I came to a realization over the weekend while reading a book called "Grand Central Winter" by Lee Stringer, a former homeless New Yorker who became a writer while living on the streets of New York City. He was writing about his brother in one of his short stories and how he was a classical musician and how his mother always said he "lacked confidence." His music was just too personal for him to offer it up for personal consumption. I thought maybe that's my problem but I'd just never heard it put so eloquently. I get squeamish when I think of how my music is going to be received or how it's going to fit in with (or stand out from) the flood of music out there. To some degree it is very personal to me, my music, and I want it to be understood, just as any composer does. It even dawned on me that all of that might have an effect on why I'm never confident to go out for these jobs.

Also affecting my confidence is the fact that I spend so much time bouncing back and forth between emulating a style for a particular project and trying to come up with my own style. This is probably a pretty common dilemma for commercial composers looking for work. I admit that some of my most uninspired stuff has been written for a director who was asking for a specific style. But then again, some of my most inspired works, where the music really gelled and really hit with the director and the audiences who heard it, were also for film directors(independent film, mind you). They were jobs where I was given free reign and I was able to write from my heart. It probably helped that the projects I'm thinking of also contained subject matter that was easier for me to relate to.

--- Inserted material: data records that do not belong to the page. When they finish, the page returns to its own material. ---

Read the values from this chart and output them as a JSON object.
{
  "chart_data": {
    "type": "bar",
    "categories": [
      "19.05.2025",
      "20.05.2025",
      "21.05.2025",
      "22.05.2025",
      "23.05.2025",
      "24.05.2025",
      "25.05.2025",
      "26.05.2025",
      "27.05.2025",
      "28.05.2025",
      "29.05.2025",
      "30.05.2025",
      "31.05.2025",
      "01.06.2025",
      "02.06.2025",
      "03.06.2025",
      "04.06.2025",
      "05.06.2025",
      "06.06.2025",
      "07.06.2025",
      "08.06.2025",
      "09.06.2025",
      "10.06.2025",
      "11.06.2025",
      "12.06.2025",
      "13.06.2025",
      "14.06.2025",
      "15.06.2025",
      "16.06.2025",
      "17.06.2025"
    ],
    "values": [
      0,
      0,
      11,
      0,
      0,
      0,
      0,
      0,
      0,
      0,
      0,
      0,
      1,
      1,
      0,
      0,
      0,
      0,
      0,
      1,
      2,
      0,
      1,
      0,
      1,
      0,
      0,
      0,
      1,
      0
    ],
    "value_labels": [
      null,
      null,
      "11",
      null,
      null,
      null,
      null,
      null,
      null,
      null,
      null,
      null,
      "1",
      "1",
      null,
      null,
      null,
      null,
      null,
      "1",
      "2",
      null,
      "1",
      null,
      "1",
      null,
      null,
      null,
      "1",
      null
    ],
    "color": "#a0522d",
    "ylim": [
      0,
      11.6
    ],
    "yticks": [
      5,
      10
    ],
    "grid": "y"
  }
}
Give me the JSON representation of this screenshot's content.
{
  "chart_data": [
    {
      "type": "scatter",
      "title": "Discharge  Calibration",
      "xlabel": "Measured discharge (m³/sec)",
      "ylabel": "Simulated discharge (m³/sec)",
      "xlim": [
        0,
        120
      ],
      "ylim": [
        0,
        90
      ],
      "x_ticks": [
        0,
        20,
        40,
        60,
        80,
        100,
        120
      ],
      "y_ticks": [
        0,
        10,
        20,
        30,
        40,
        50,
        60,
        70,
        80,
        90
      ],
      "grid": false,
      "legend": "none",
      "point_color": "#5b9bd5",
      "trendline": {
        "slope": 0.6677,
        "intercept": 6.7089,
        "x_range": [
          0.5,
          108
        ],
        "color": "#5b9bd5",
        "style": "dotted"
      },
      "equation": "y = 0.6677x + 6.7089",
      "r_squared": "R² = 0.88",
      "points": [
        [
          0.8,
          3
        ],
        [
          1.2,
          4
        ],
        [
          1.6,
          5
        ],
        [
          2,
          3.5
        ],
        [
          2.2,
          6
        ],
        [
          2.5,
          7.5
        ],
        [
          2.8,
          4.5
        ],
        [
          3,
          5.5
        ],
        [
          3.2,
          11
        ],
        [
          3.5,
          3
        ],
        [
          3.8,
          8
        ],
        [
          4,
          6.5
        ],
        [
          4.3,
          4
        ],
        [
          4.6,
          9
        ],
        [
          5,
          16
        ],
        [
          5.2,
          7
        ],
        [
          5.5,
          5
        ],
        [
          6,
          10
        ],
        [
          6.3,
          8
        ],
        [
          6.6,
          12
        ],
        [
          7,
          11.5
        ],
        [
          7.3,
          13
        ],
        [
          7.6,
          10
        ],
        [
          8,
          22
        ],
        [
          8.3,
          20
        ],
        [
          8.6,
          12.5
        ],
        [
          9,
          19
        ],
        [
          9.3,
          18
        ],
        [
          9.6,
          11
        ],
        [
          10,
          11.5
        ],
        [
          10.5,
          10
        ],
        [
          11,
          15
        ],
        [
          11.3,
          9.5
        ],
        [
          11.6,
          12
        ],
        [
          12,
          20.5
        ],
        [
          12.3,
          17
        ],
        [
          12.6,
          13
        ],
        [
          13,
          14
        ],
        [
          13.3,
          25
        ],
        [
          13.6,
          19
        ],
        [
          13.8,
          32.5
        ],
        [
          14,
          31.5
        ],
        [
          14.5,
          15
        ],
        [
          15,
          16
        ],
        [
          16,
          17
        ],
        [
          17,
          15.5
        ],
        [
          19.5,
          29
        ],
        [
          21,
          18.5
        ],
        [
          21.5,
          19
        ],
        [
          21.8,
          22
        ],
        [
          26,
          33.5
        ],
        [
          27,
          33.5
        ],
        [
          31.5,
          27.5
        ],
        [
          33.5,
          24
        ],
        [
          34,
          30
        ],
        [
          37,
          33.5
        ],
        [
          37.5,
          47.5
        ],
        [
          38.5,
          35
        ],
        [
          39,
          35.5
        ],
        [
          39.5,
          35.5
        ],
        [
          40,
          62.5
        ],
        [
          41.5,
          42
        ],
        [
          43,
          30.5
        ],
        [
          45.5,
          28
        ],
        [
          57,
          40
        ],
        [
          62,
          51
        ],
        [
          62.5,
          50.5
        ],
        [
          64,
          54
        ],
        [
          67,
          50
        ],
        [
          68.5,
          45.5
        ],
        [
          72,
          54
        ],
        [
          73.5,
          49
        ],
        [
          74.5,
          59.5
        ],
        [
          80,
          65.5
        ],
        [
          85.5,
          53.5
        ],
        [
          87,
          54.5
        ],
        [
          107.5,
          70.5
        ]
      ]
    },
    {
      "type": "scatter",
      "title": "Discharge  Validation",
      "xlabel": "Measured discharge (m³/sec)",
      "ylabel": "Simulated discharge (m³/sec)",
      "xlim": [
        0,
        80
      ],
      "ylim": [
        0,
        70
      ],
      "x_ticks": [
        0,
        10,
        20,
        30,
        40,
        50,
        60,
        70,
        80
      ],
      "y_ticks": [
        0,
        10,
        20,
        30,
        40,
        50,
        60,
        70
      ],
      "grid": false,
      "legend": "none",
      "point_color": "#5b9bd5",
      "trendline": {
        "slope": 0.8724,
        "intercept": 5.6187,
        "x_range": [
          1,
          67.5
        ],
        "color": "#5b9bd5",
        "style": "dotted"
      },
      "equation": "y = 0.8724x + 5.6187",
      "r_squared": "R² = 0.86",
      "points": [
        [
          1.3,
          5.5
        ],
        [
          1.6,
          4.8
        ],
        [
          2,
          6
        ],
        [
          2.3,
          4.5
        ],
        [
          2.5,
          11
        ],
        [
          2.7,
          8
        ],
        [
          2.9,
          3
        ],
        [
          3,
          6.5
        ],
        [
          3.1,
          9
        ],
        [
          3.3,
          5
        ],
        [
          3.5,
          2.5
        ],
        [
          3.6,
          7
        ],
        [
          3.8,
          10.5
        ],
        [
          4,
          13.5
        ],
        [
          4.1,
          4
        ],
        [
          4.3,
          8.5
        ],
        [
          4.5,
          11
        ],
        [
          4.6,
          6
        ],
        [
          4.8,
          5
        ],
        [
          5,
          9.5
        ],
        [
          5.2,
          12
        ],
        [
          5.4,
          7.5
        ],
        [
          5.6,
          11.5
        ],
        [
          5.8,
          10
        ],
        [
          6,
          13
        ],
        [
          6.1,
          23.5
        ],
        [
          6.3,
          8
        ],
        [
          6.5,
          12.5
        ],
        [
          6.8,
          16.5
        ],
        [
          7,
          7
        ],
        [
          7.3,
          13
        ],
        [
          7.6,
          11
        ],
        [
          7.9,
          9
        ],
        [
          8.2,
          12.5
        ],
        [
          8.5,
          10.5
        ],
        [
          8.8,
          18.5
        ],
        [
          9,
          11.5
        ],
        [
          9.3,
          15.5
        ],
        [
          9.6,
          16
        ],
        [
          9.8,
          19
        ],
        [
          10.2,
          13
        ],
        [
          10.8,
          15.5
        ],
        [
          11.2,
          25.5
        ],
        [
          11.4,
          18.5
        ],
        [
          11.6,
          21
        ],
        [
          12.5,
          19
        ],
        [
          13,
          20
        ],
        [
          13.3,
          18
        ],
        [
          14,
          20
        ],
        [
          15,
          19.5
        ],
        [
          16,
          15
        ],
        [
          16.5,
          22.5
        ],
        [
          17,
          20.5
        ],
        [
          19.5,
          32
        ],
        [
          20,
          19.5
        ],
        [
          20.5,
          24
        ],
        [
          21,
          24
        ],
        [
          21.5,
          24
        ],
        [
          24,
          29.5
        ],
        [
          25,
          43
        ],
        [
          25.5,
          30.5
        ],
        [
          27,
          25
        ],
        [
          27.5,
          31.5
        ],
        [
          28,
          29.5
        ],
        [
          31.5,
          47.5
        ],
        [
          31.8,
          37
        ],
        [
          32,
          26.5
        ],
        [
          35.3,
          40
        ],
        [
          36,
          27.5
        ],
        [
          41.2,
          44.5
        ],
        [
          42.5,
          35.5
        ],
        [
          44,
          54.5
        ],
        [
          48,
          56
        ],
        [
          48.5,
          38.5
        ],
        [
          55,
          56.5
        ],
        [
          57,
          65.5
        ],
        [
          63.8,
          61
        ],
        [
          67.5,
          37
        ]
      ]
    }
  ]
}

This may sound limiting but what's to stop me from just going out for those kinds of jobs where I really connect to the project? Or should I be branching out and trying to compose in different styles. Emulation is a tricky thing, most especially because doing it not quite right makes it sound contrived and contrived music never convinces. Never.

Gotta focus. So today I'm going to spend a great deal of time on the piano music I've been writing. I also have to find and reenter the score for my minimalist piece as well because that got wiped back in March after the virus. I have a printed copy somewhere thankfully. The piano piece was something I started writing in the spring of 2008, when my piano had just been moved into my old apartment in Greensboro. I, unfortunately, had to abandon it and several other pieces that I wrote during that time period because I had to ramp up my studies for my comprehensive exam and starting focusing on writing my thesis on polymeter. Where have those days gone? This particular piece wanted to be a chamber piece for a while but now I think it's going to be better suited to being played solo in front of the Brooklyn UU some Sunday this fall.

So, I'd better go and start that up.